Heading into an election he seemed sure to lose because of the dark mood that word of the plan had put Albertans in, then-premier Ralph Klein cancelled it altogether before the start of the 1993 campaign. It’s been a noisy point of contention with Albertan MLAs ever since (although the Conservatives did later introduce a lucrative “transition” allowance that paid MLAs three months salary for every year in office on their retirement).

Whatever an all-party committee studying the pension issue ultimately decides, it’s unlikely to go over well with the public. All taxpayers see is a group of people setting their own terms of compensation – and wouldn’t we all love to do that? Except in this case, the politicians are considering the recommendations of a third party – Mr. Major.

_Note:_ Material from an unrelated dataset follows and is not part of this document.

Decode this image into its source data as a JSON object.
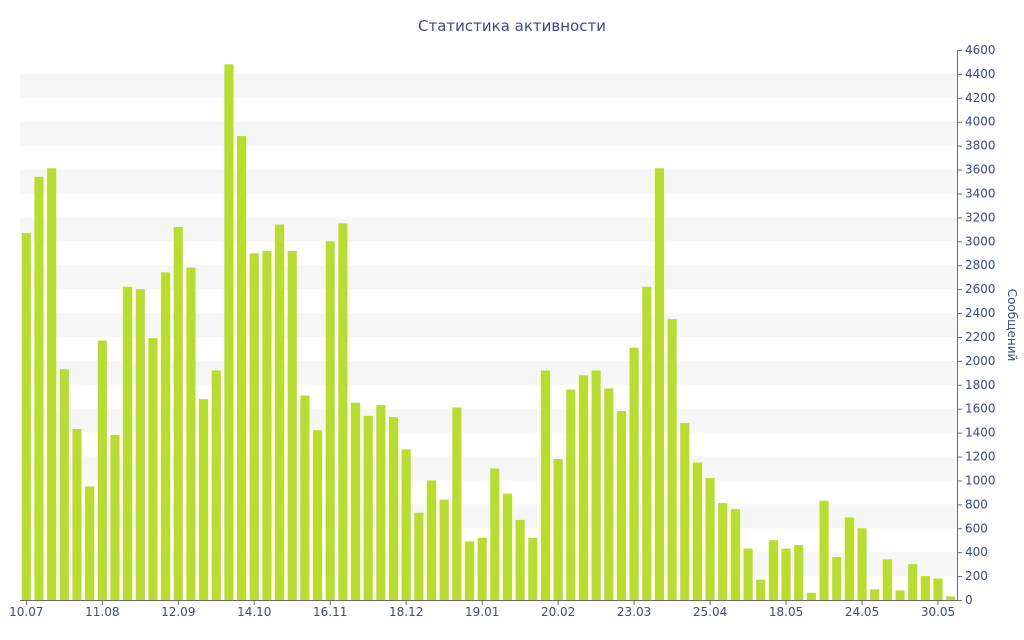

He believes MLAs should have access to a pension plan of some sort, and he’s right. As much as we love to disparage our politicians, they fill an incredibly vital role. The average length of a politician’s service in Alberta is just over eight years. In other words, it’s rarely a lifetime career. For many of those who stand for office, it means interrupting a private career and sacrificing pension benefits they might have been accruing. It’s only reasonable that those who make the sacrifices that public life demands shouldn’t be penalized for it financially.

That’s why Mr. Major believes that a pension plan is a reasonable benefit for a politician. But any discourse on the subject has become so tainted it’s impossible to have a reasonable discussion. That’s not to say we should feel sorry for our elected officials or regard what they’re paid as a pittance. But we need to acknowledge that people such as Ms. Redford, who is effectively running a $40-billion corporation and is responsible for the economic well-being of millions of Albertans, is earning less than a typical human resources vice-president working in downtown Calgary. (Ms. Redford has already rejected Mr. Major’s recommendation that her $217,000-a-year salary be boosted to $335,000.)

Elected officials need to be paid in a way that accurately reflects their duties and responsibilities. They should be able to serve without suffering a substantial financial penalty in the process. “Democracy must be transparent, but it is not free,” Mr. Major wrote in his report. “We must understand that while there is a financial price to pay for democratic representation, it is a price worth paying.”